Srivastava, Prem Kumari & Chawla, Gitanjali (Eds.) (2014). Cultures of the indigenous: India and beyond. New Delhi: Authors Press. (257 pages)
ISBN 978-81-7273-923-2 (Hard Cover)
The greatest challenge of projects such as Cultures of the Indigenous: India and Beyond is to disentangle the submerged indigenous from the dominant non-indigenous, and the local from the “glocal”, without losing sight of the particularities of the cultural/spatial registers in question. Such particularities are consequent upon the diverse ways in which cultural artefacts interact with market, milieu and politics. The fourteen essays included in this volume edited by Prem Kumari Srivastava and Gitanjali Chawla succinctly represent the possibilities and challenges of such ventures. These essays explore the binary between, on the one hand, presumably pristine folk cultures, and, on the other hand, non-indigenous dominant cultures which get hybridized on account of their anxiety to absorb the indigenous. Samuel Dani’s essay on Dombaja—the folk music of the Doms from Western Odissa—illustrates how the upper caste residents of Bhalapada appropriate the untouchable quarters of Dompada by extending a ritualized patronage to Dombaja. Entitled “Dombaja: De-territorializing Dalit folk music in multiple contexts”, the essay suggests that Dombaja’s capacity to be the inspired tune of protest against the stifling caste discriminations gets neutralized as the folk performance unfolds within the superstructure of feudalism and the logic of the caste-ridden society. Sutapa Dutta’s essay from this collection explores the ways in which commerce of the exotic in the globalized world has turned the divine madness of the Baul performer and his stoic dispassion from the world into a profitable commodity.

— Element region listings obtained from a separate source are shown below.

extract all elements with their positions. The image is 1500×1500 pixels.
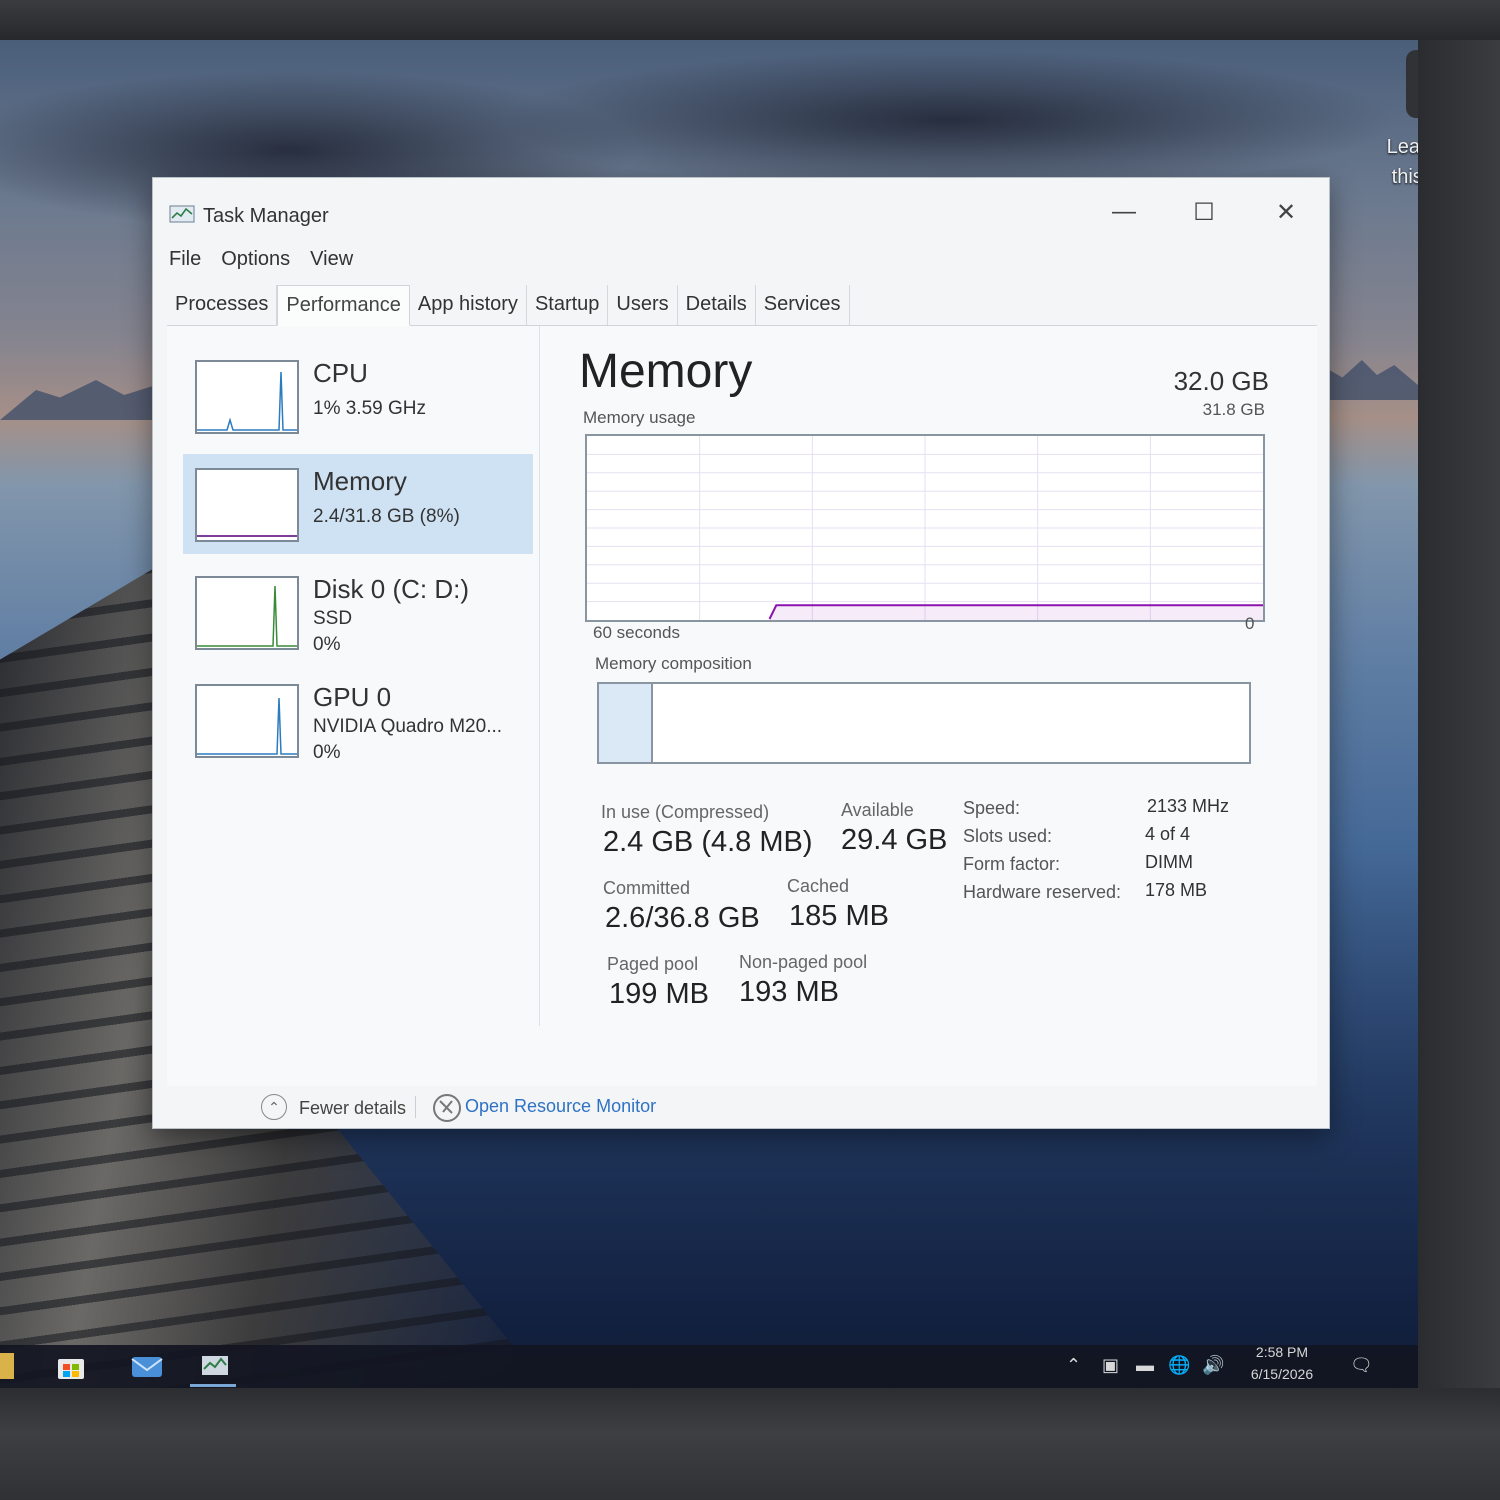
fewer-details-link[interactable]: Fewer details (299, 1098, 406, 1119)
sidebar-item-memory[interactable]: Memory 2.4/31.8 GB (8%) (183, 454, 533, 554)
cpu-thumbnail-graph (195, 360, 299, 434)
memory-usage-plot (587, 436, 1263, 620)
monitor-bezel-top (0, 0, 1500, 40)
memory-total: 32.0 GB (1173, 366, 1269, 396)
slots-used-label: Slots used: (963, 826, 1053, 846)
memory-thumbnail-graph (195, 468, 299, 542)
available-label: Available (841, 800, 914, 820)
title-bar[interactable]: Task Manager — ☐ ✕ (153, 178, 1329, 248)
meet-now-icon[interactable]: ▣ (1102, 1355, 1119, 1376)
chevron-up-circle-icon[interactable]: ⌃ (261, 1094, 287, 1120)
graph-zero-label: 0 (1245, 614, 1255, 633)
available-value: 29.4 GB (841, 824, 948, 856)
cached-label: Cached (787, 876, 850, 896)
taskbar: ⌃ ▣ ▬ 🌐 🔊 2:58 PM 6/15/2026 🗨 (0, 1344, 1418, 1388)
in-use-value: 2.4 GB (4.8 MB) (603, 826, 813, 858)
file-explorer-icon[interactable] (0, 1353, 14, 1379)
clock-date: 6/15/2026 (1250, 1366, 1314, 1382)
slots-used-value: 4 of 4 (1145, 824, 1191, 844)
memory-detail-pane: Memory 32.0 GB Memory usage 31.8 GB 60 s… (579, 326, 1299, 1066)
committed-value: 2.6/36.8 GB (605, 902, 760, 934)
sidebar-cpu-title: CPU (313, 358, 368, 388)
sidebar-gpu-usage: 0% (313, 742, 341, 763)
tab-users[interactable]: Users (608, 285, 678, 325)
menu-bar: File Options View (169, 248, 353, 271)
task-manager-window: Task Manager — ☐ ✕ File Options View Pro… (153, 178, 1329, 1128)
cached-value: 185 MB (789, 900, 889, 932)
sidebar-disk-usage: 0% (313, 634, 341, 655)
tab-app-history[interactable]: App history (410, 285, 527, 325)
sidebar-gpu-model: NVIDIA Quadro M20... (313, 716, 503, 737)
menu-options[interactable]: Options (221, 248, 290, 271)
memory-usage-max: 31.8 GB (1202, 400, 1265, 419)
tab-services[interactable]: Services (756, 285, 850, 325)
task-manager-icon[interactable] (190, 1353, 236, 1387)
sidebar-gpu-title: GPU 0 (313, 682, 392, 712)
memory-usage-label: Memory usage (583, 408, 696, 427)
wallpaper-cloud (500, 50, 1400, 190)
graph-time-span: 60 seconds (593, 623, 680, 642)
sidebar-memory-stats: 2.4/31.8 GB (8%) (313, 506, 460, 527)
memory-composition-bar (597, 682, 1251, 764)
minimize-button[interactable]: — (1101, 192, 1147, 232)
task-manager-app-icon (169, 205, 195, 225)
network-globe-icon[interactable]: 🌐 (1168, 1355, 1190, 1376)
tab-processes[interactable]: Processes (167, 285, 278, 325)
close-button[interactable]: ✕ (1263, 192, 1309, 232)
taskbar-clock[interactable]: 2:58 PM 6/15/2026 (1232, 1341, 1332, 1385)
paged-pool-value: 199 MB (609, 978, 709, 1010)
notifications-icon[interactable]: 🗨 (1350, 1355, 1373, 1376)
clock-time: 2:58 PM (1255, 1344, 1309, 1360)
sidebar-memory-title: Memory (313, 466, 407, 496)
memory-usage-area (769, 605, 1263, 620)
store-icon[interactable] (56, 1353, 84, 1379)
tab-details[interactable]: Details (678, 285, 756, 325)
page-title: Memory (579, 345, 753, 398)
menu-view[interactable]: View (310, 248, 353, 271)
speed-label: Speed: (963, 798, 1021, 818)
sidebar-item-cpu[interactable]: CPU 1% 3.59 GHz (183, 346, 533, 446)
memory-usage-graph (585, 434, 1265, 622)
volume-icon[interactable]: 🔊 (1202, 1355, 1224, 1376)
tab-performance[interactable]: Performance (277, 285, 410, 326)
speed-value: 2133 MHz (1147, 796, 1230, 816)
tab-startup[interactable]: Startup (527, 285, 609, 325)
sidebar-item-gpu[interactable]: GPU 0 NVIDIA Quadro M20... 0% (183, 670, 533, 770)
form-factor-value: DIMM (1145, 852, 1193, 872)
menu-file[interactable]: File (169, 248, 201, 271)
form-factor-label: Form factor: (963, 854, 1061, 874)
sidebar-item-disk[interactable]: Disk 0 (C: D:) SSD 0% (183, 562, 533, 662)
chevron-up-icon[interactable]: ⌃ (1066, 1355, 1081, 1376)
memory-composition-label: Memory composition (595, 654, 752, 673)
open-resource-monitor-link[interactable]: Open Resource Monitor (465, 1096, 656, 1117)
battery-icon[interactable]: ▬ (1136, 1355, 1154, 1376)
composition-in-use-segment (599, 684, 653, 762)
paged-pool-label: Paged pool (607, 954, 699, 974)
hardware-reserved-label: Hardware reserved: (963, 882, 1122, 902)
non-paged-pool-value: 193 MB (739, 976, 839, 1008)
gpu-thumbnail-graph (195, 684, 299, 758)
mail-icon[interactable] (130, 1353, 163, 1379)
committed-label: Committed (603, 878, 691, 898)
footer-divider (415, 1096, 416, 1118)
hardware-reserved-value: 178 MB (1145, 880, 1208, 900)
performance-panel: CPU 1% 3.59 GHz Memory 2.4/31.8 GB (8%) … (167, 326, 1317, 1086)
monitor-bezel-right (1418, 40, 1500, 1388)
sidebar-disk-type: SSD (313, 608, 353, 629)
window-title: Task Manager (203, 205, 329, 227)
resource-monitor-icon[interactable] (433, 1094, 461, 1122)
resource-sidebar: CPU 1% 3.59 GHz Memory 2.4/31.8 GB (8%) … (167, 326, 540, 1026)
sidebar-disk-title: Disk 0 (C: D:) (313, 574, 469, 604)
sidebar-cpu-stats: 1% 3.59 GHz (313, 398, 426, 419)
tab-strip: Processes Performance App history Startu… (167, 285, 1317, 326)
monitor-bezel-bottom (0, 1388, 1500, 1500)
non-paged-pool-label: Non-paged pool (739, 952, 868, 972)
maximize-button[interactable]: ☐ (1181, 192, 1227, 232)
disk-thumbnail-graph (195, 576, 299, 650)
window-footer: ⌃ Fewer details Open Resource Monitor (153, 1086, 1329, 1128)
in-use-label: In use (Compressed) (601, 802, 770, 822)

The task cut out for the contributors to this volume, therefore, is to suggest strategies of recuperation and attempt a few rescues and coups too, in the process. Equally important for them is to be cognizant of the fact that a narrative of recovery is not universally a narrative of rebellion against the oppressive hegemon. In certain cases, the story is one of cross-pollination. The American anthropologist Robert Redfield in Peasant Society and Culture (1956) proposes a continuum between the folk and the secular, rather than an essential schism between Gemeinschaft and Gesellschaft. Nearly a fourth of the essays included in this volume explore, in different cultural contexts, the possibilities of this continuum and problematize the exclusivity of the indigenous from the modern. Anjali Gera Roy’s essay on the modern “mutations” of Bhangra explains the way in which this art form has benefitted from “techno-determinism.” Most importantly, technology-aided performance and reproduction through the internet has accorded a degree of visibility to the indigenous which it was hitherto deprived of. Nina Sabnani’s essay discusses the ways in which it has now become possible to represent non-verbal texts and ethnographies using animations.
This neo avant-garde enterprise, as Shrivastava and Chawla argue in the introduction to the volume, demands that conventional rules for engagement with the subaltern should be expanded. For Jawaharlal Handoo, as he points out in his conceptual essay on the marginalization of folklore, this amounts to inclusion of those elements of the indigenous which are elided in traditional ethnographies—the magical and the unreal. This volume is significant in that it not only opens up several theoretical and methodological interventions in the studies of the indigenous, butit also demonstrates ways in which alternative historiographies could deploy these mediations. A good illustration of the latter is Ruchi Kumar’s essay entitled “The Bhils of Rajasthan: Knowing the Intangible through the Tangible.” Ramesha Jayaneththi makes a similar attempt at constructing an alternative historiography of the Rodiyas of Sri Lanka.
Must we construe realist narratives out of the supernatural/legendary accounts, is a question that needs to be asked. In the 1962 classic Western, The Man Who Shot Liberty Valance, James Stewart plays a senator whose exploits, although falsely attributed to him, gave hope to the residents of a small town in the Wild West. Years later, when he confesses the truth of his legendary feat to a journalist, the journalist refuses to publish it saying “When the legend becomes fact, print the legend.” Ronald Trickland’s essay in the volume speculates on the paradoxical results which such experiments can precipitate. Such reflexivity, in addition to methodological and theoretical questions raised in this volume, makes it an important read for students and scholars of folklore studies.